The company’s healthcare segment now covers over 26 million lives, cared for through a network of over 12,000 providers in communities across all 50 states, according to John Driscoll, the company’s newly appointed president of U.S. healthcare.
Last year, Walgreens invested $5.2 billion in primary care company VillageMD to become the majority owner as it looks to open hundreds of new clinics across the U.S.
“VillageMD is leading the way in value-based care for the nation with over 340 clinics now open, including about 150 co-located with Walgreens, on pace towards 200 by the end of calendar year ’22,” Brewer told analysts on the earnings call last week. “We’re also adding Health Corners on schedule with 70 now on the way to 100 by the end of ’22.”
Driscoll told analysts VillageMD is “uniquely positioned as one of the largest primary care providers in the U.S.”
“We can now leverage the combined power of the Walgreens stores and our trusted brand with primary care. VillageMD providers touched the lives of over 1.6 million patients, covering over 430,000 value-based patients through over 340 clinics in 22 markets. 152 clinics are co-located with Walgreens stores, half of which are in underserved areas,” he said.
Walgreens has stepped up its healthcare investments in the past year.
The company plans to accelerate acquisitions of two other companies: post-acute and home care company CareCentrix and Shields Health Solutions.

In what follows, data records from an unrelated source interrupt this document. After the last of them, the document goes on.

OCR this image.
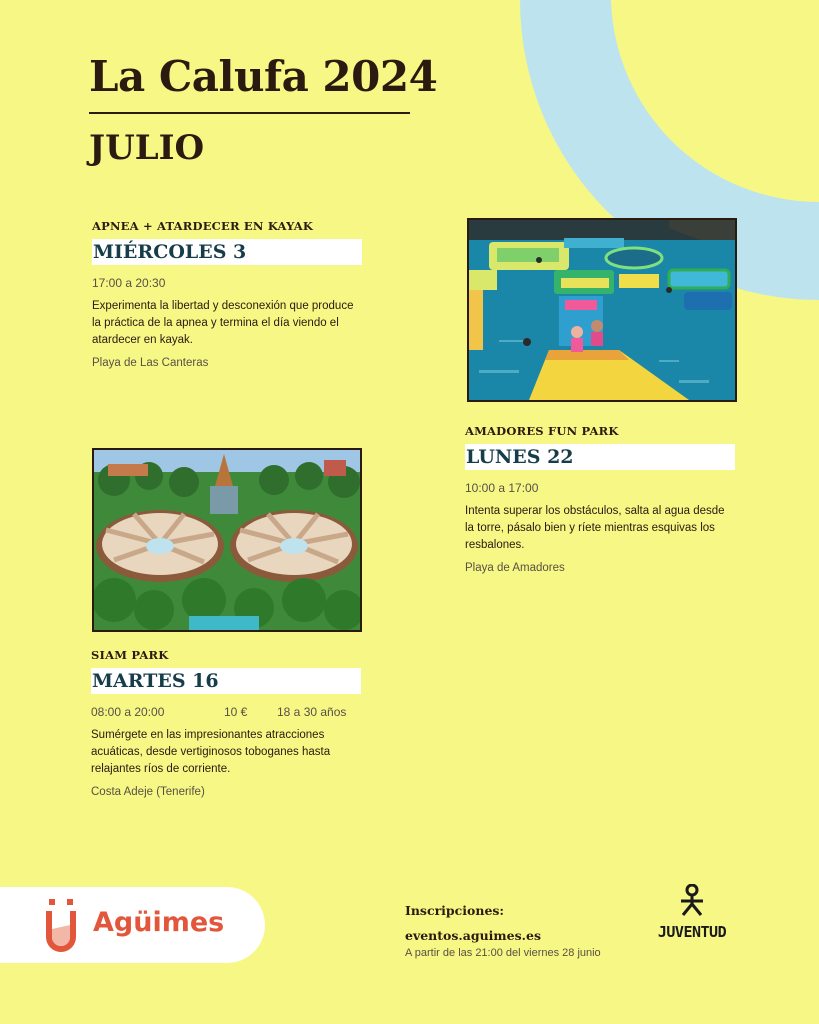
La Calufa 2024
JULIO
APNEA + ATARDECER EN KAYAK
MIÉRCOLES 3
17:00 a 20:30
Experimenta la libertad y desconexión que produce la práctica de la apnea y termina el día viendo el atardecer en kayak.
Playa de Las Canteras
AMADORES FUN PARK
LUNES 22
10:00 a 17:00
Intenta superar los obstáculos, salta al agua desde la torre, pásalo bien y ríete mientras esquivas los resbalones.
Playa de Amadores
SIAM PARK
MARTES 16
08:00 a 20:00	10 €	18 a 30 años
Sumérgete en las impresionantes atracciones acuáticas, desde vertiginosos toboganes hasta relajantes ríos de corriente.
Costa Adeje (Tenerife)
Agüimes	Inscripciones:
eventos.aguimes.es
A partir de las 21:00 del viernes 28 junio
JUVENTUD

Walgreen recently announced it would pay $392 million to buy CareCentrix, after investing $330 million in the company last year.

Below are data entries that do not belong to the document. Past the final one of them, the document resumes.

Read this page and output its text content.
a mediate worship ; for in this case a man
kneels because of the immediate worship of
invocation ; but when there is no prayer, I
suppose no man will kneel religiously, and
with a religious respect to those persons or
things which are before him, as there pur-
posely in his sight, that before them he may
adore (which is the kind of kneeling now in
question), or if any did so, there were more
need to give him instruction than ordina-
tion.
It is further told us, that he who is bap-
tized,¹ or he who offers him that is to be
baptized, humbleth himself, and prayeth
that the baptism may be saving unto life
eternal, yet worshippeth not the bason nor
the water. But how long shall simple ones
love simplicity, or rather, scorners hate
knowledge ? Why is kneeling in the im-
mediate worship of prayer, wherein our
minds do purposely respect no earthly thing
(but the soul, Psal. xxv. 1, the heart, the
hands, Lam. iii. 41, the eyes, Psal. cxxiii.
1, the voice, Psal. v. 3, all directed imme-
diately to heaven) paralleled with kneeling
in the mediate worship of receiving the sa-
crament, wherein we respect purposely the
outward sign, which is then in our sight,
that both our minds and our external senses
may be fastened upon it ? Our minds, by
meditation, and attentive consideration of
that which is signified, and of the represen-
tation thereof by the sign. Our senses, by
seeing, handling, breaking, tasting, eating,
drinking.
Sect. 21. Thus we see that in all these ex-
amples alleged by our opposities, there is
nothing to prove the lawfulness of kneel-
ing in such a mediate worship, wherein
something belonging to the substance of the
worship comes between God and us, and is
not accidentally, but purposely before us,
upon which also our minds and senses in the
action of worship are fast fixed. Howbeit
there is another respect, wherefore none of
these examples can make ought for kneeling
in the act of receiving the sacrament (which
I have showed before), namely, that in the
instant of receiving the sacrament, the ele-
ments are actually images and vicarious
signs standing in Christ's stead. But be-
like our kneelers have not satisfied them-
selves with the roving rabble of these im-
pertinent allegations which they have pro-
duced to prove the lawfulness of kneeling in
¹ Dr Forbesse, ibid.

Walgreens plans to buy the remaining stake in Shields Health Solutions for approximately $1.37 billion.
“Through our accelerated rollout, VillageMD already covers 433,000 lives under value-based arrangements, including 161,000 Medicare and MA value-based lives. At the same time CareCentrix has 19 million total contracted lives, and Shields is partnered with 75 health systems,” Brewer said.
“Our healthcare strategy is now coming to life and far from just being in the planning stages,” she said.

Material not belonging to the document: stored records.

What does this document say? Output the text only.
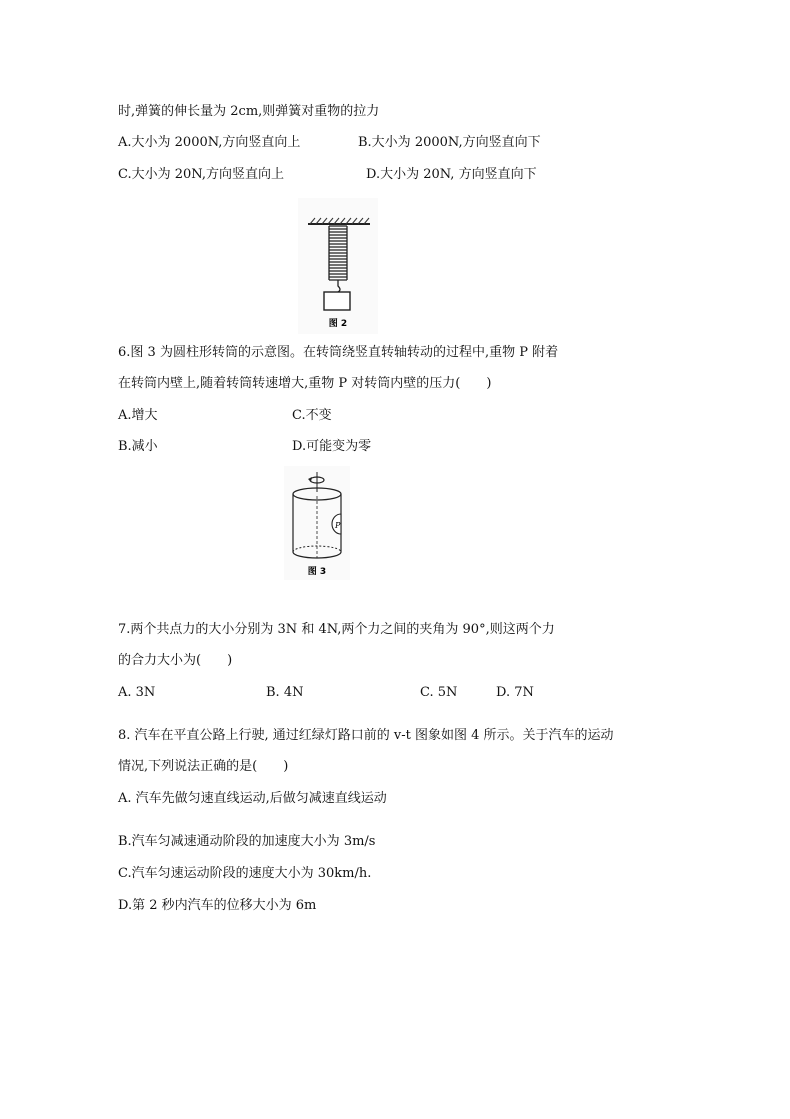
时,弹簧的伸长量为 2cm,则弹簧对重物的拉力
A.大小为 2000N,方向竖直向上	B.大小为 2000N,方向竖直向下
C.大小为 20N,方向竖直向上	D.大小为 20N, 方向竖直向下
图 2
6.图 3 为圆柱形转筒的示意图。在转筒绕竖直转轴转动的过程中,重物 P 附着
在转筒内壁上,随着转筒转速增大,重物 P 对转筒内壁的压力(　　)
A.增大	C.不变
B.减小	D.可能变为零
P
图 3
7.两个共点力的大小分别为 3N 和 4N,两个力之间的夹角为 90°,则这两个力
的合力大小为(　　)
A. 3N	B. 4N	C. 5N	D. 7N
8. 汽车在平直公路上行驶, 通过红绿灯路口前的 v-t 图象如图 4 所示。关于汽车的运动
情况,下列说法正确的是(　　)
A. 汽车先做匀速直线运动,后做匀减速直线运动
B.汽车匀减速通动阶段的加速度大小为 3m/s
C.汽车匀速运动阶段的速度大小为 30km/h.
D.第 2 秒内汽车的位移大小为 6m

Brewer added, “We are moving swiftly to implement our vision of consumer-centric tech-enabled healthcare solutions that improve outcomes and lower costs for patients, providers and payers.”
The pharmacy retail giant now may be eyeing a health technology acquisition as its next strategic play.
“We’re pleased with the assets that we have. But we remain committed to our prior conversation that probably our next asset will look something like a tech asset,” Brewer said. “In terms of what we would do next is looking to really carefully tether these assets together. And it lends us to look in the technology space.”
Brewer noted the company would seek out acquisition targets achieving earnings before interest, taxes, depreciation and amortization.
“In the end, scale is critical, but healthcare is local,” Driscoll said. “We’re creating a nationally scaled healthcare business, which will leverage our entire portfolio to deliver better care at lower costs. And by focusing our portfolio on these higher-growth markets, we will accelerate the return on our investment and our path to profitability in U.S. healthcare.”
Overall, Walgreens Boots Alliance recorded total sales of $32.45 billion for the fiscal fourth quarter, down 5.3% year over year. Total revenues for fiscal 2022 were $132.7 billion, up 0.1% from the year-ago period.
The company swung to a loss in the three-month period. Its net loss was $415 million, or 48 cents per share, compared with net income of $627 million, or 72 cents per share, a year earlier.
Sales in Walgreens’ retail and pharmacy division in the U.S. decreased by 7.2% to $26.7 billion in the fourth quarter compared with the year-ago period.